Le sujet a été évoqué le 21 mai dernier à l’occasion de la Journée mondiale de la diversité culturelle. Avec  l’appui de l’Organisation des Nations unies pour l’éducation, la science et la culture (UNESCO), responsables et acteurs de la sphère culturelle, ont discuté de la mise en oeuvre et de la faisabilité d’un projet de généralisation de la rémunération en ligne des artistes gabonais.

Face à la fermeture des sites patrimoniaux, musées, salles de spectacles et autres salles de cinéma imposée par la pandémie de Covid-19, de nombreux artistes se sont tournés vers des solutions numériques pour rester au contact de leur public. Dans ce contexte, l’assistance a pu profiter de nombreux « shows » malgré le confinement, à l’image du « Catalogue Challenge » dont le duel entre Franck Baponga et Lord Ekomy Ndong le 3 mai dernier a cumulé près de 400 000 vues en quelques heures. 

Bien que non rémunérés, ces « shows » virtuels ont souligné l’implication et l’abnégation des artistes et autres acteurs culturels gabonais à continuer d’entretenir leur public malgré la crise. Une situation qui n’a pas laissé insensible l’Organisation des Nations unies pour l’éducation, la science et la culture (UNESCO), qui a réuni responsables et acteurs de la sphère culturelle gabonaise le 21 mai dernier, à l’occasion de la Journée mondiale de la diversité culturelle.

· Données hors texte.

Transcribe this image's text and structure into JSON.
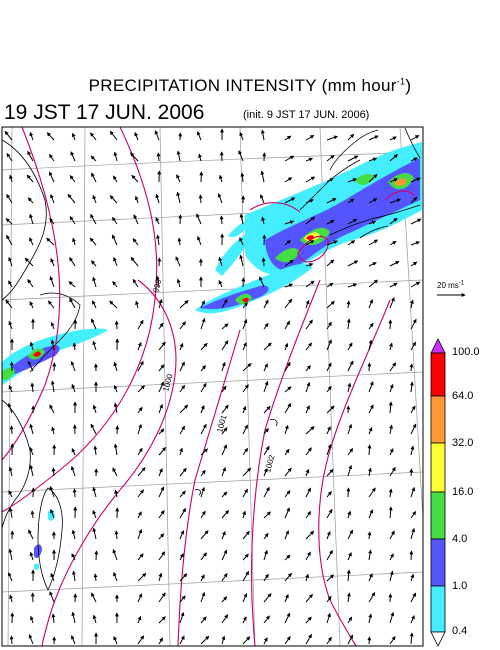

Ainsi, au cours de cette séance de travail, il a notamment été évoqué la faisabilité d’un projet de généralisation de la rémunération en ligne des artistes gabonais et les sources de financement possibles. Conscients de l’enjeu, les participants à cette réunion qui ont unanimement salué cette initiative, ont plaidé pour la mise en place d’une boutique en ligne de l’art gabonais associant tous les sous – secteurs culturels. 

Cette plateforme qui permettrait à tous les acteurs culturels de publier le fruit de leur imagination pour vente, diffusion, livraison et promotion, aurait un double impact à savoir : vulgariser l’art gabonais et offrir à l’acteur culturel l’opportunité de se faire rémunérer en ligne. Faisant intervenir différents opérateurs économiques (Banques, sociétés de téléphonie) et l’Etat, cette initiative fera prochainement l’objet d’un premier jet puisqu’un groupe composé entre autres de Naneth, Baponga, ou encore Sijeur Oumar, et piloté par Marcel Djabioh, devra soumettre une première proposition dans quinze jours.